The basic problem is how strongly "the rate of technological change" couples to "the amount of knowledge in the world". Squishy concepts to be writing equations for in the first place. Ray assumes the coupling is directly proportional at least and maybe proportional to the square or some higher exponent. I take the more conservative approach and say while I think it's proportional, there are alot of other things the "amount of world knowledge" is dependent upon and say it's some power law X^(n) where 0<n<1. In Ray's solution you eventually get a singularity, in mine you "merely" get exponential growth. Given that nothing in nature (yes even black holes) generates a true singularity, I think mine is a more prudent set of assumptions. Ray, always the optimist, disagrees.

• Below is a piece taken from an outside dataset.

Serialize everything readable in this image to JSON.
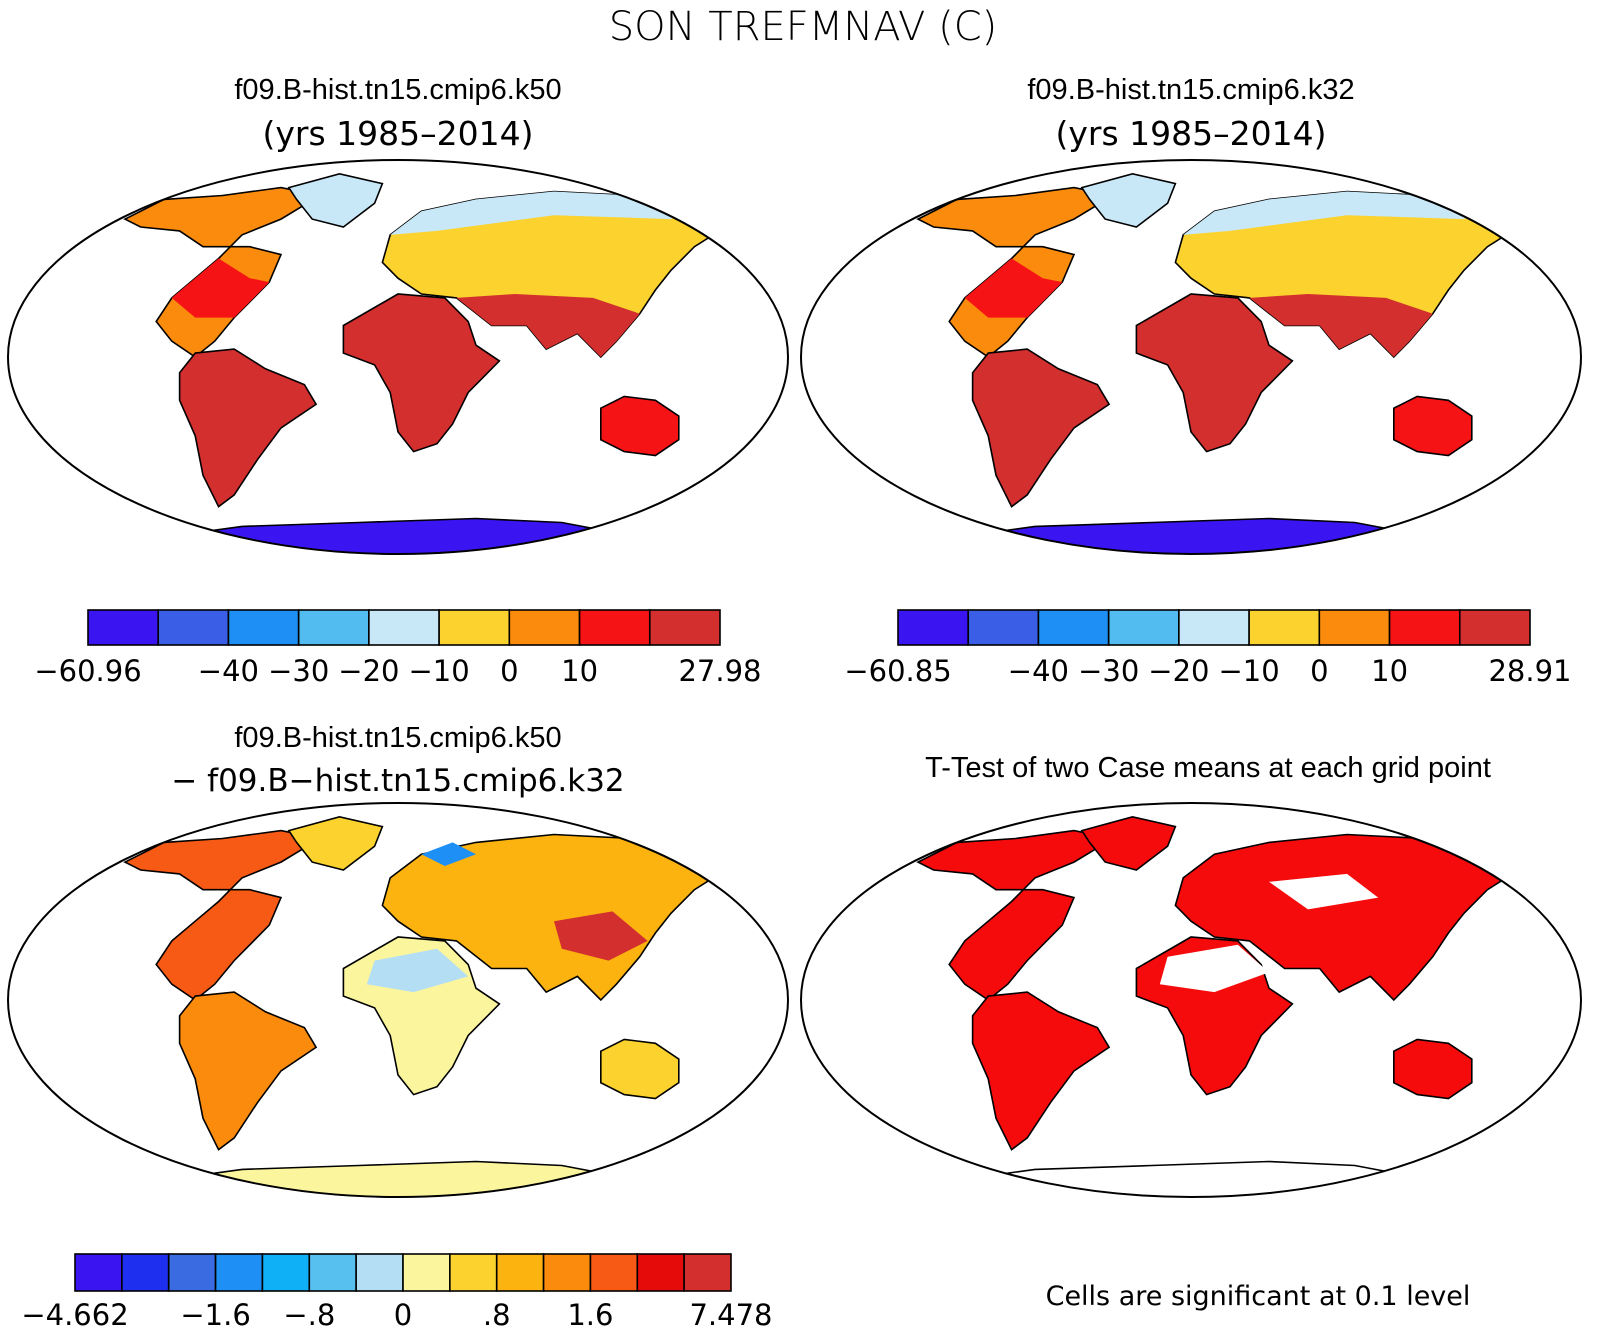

Also, kudos to Ray for directly confronting a lot of critical arguments. He has a whole chapter on a dozen or so objections people raise (I only thought of 3 or 4 of them). Some of them like, computers don't have souls so god will not recognize them as sentient beings, seem... too esoteric or philosophical for me. While I applaud him for raising them, I was not convinced about how he dismisses them, mostly with one version or another of "trust me, it will all be great".

The rest of the book is good and if you're one of the folks that already believes this is going to happen, this will help you rationalize believing that. While I was unconvinced of the approach of a singularity in 2050, the consolation prize (exponential growth) is pretty good and I do happen to believe that. Ray does a superlative job of laying out the current direction of technology, innovation and growth. He does a less successful job with economics, i.e. scarcity is solved and we all live in a communist utopia in 2050, law, human nature and, surprising to me, the nature of the eventual AIs.

This last point bears some explanation as I learned everything I know about AI from working at Ray's company, but not from Ray. It's also important to note here that Ray himself did not work on research or code at KAI. While I think he he understands AI very well, I don't think he quite gets what is going on in there. Basically his assumption is that neural nets will mimic the human brain and that the AIs the come in 2050 will all be human-based benevolent gods who (more or less) love us and keep as pets. My view is different. I think the AIs will be as alien to us as the dolphins, chimps and whales are. Actually, more so, as the latter all have meaty brains, meaty urges, meaty lusts and above all, meaty motivations. I think the AIs will be nothing like us at all, with no sense of nostalgia, no sense of history or parentage etc. In short, from our perspective as humans, they will be functionally psychotic, with nothing to ground them in the meat world and no real allegiance to us. It's likely to be more like Skynet than the Eschaton. Humans are not likely to understand the monomania and motivations of real AI based superintelligence and, if it understands us at all, it's not likely to care.

However, while never in doubt, I am often wrong and hopefully that is the case here. Read the book, it's got a lot going for it despite my reservations.

And, like a said, exponential growth is a damn fine consolation prize.

If, in 2051, I'm reading this as a disembodied consciousness floating just outside Tau Ceti IV, I'll enthusiastically cop to having been a doubter.